Kannberg: Yeah, I am. I'm getting married to an Australian girl next March, the plan is to move there at some point next year, so I'm pretty excited about that. I've been going to Melbourne pretty regularly for the last five years, have a lot of friends there now. And now family. So I'm excited.

Paste: Not to mention the weather benefits involved. [laughs]
Kannberg: It gets cold in the winter time, but not snow, not the Seattle-like six months we get. I don't mind it here, but the people here, the way they hibernate during the winter, that eventually sort of gets to you. You're in Portland, so you know exactly what I mean; people don't really do anything! [laughs] It was hard to get used to, it's weird. Coming from the Bay Area, I dunno, I think I started going to Melbourne to escape Seattle because I was going through some hard times, and it kind of saved me, being there. I find that country really progressive, in every facet of their lives. I'm lucky because I know a lot of people in the city—maybe in the country, it's different—but there's only 20 million of 'em vs. 200 million here. The thing is, I wanna live somewhere where they've got it figured out. You're lucky in Portland, your public transportation, people really care about it, and back in the '70s, people kind of made it a priority to get it right. In Seattle, they're not gonna ever get it together. They just fight it.

Paste: It's depressing, you can watch that movie Singles from the '90s and one of the characters is talking about the "Super Train," nearly 20 years ago. No progress.

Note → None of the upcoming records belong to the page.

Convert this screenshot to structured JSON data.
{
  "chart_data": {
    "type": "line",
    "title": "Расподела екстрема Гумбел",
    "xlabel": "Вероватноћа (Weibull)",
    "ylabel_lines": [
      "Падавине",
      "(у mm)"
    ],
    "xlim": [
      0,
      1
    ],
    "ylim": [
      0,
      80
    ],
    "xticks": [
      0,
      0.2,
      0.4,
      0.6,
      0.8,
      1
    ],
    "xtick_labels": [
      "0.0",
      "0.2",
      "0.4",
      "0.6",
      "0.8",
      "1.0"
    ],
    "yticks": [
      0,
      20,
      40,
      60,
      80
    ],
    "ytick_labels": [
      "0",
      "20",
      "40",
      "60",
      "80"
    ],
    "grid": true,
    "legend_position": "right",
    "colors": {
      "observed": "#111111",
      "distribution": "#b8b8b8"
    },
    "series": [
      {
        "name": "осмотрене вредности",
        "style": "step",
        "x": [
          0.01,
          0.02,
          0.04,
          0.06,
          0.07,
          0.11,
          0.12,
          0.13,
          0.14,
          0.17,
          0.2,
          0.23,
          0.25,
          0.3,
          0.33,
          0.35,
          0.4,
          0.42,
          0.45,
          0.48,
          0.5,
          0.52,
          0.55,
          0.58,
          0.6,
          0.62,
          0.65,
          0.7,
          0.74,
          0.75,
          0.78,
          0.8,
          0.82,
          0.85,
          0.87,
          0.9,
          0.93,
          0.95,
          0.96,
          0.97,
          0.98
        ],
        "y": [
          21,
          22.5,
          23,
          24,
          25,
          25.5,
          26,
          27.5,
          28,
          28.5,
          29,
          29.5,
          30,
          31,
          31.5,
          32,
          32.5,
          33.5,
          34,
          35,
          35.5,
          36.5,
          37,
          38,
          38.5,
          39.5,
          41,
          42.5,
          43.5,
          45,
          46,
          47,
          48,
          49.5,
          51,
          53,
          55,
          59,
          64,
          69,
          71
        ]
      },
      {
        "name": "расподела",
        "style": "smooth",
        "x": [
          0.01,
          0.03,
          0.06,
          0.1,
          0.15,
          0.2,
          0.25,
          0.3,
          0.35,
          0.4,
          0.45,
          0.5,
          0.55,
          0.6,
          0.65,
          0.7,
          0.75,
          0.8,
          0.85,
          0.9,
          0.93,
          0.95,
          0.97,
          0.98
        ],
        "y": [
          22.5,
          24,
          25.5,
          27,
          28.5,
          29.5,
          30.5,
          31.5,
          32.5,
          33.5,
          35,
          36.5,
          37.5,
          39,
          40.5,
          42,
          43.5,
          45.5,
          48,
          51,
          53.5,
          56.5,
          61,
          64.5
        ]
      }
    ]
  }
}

Kannberg: [laughs] Totally, dude. They're so screwed up here. They let the suburbs dictate what goes on. They just built this light rail, and it's so dumb, they built it a mile from the airport, and it won't even be open for another year, just to connect out there. It's like, "You know, you should have built that first!" [laughs]

Paste: What are your plans to tour this album?

Kannberg: I've booked a lit five day West-coast tour with Bob Mould and festival in San Francisco; we'll probably put together some Midwest/East coast things in January, go to Europe. Then probably nothing until the summer, all the Pavement stuff starts in February, rehearsals in Portland down there.

Paste: I harbor a personal dream about the reunion: Whenever I can finally catch up with the tour, you guys will be playing Wowee Zowee in its entirety. Then my fantasy can be put to rest!

Kannberg: [laughs] Dude, that would be pretty fun, you know, I'd love to do that! Personally, I'd love to do Slanted and Enchanted with Gary! In the old days, I used to fantasize about that myself: "Let's just go play one of the records front to back." Or not even that: Let's do another band's record!

Paste: One from The Fall, or maybe Echo and the Bunnymen's Ocean Rain.

Kannberg: Hey, we might still do that!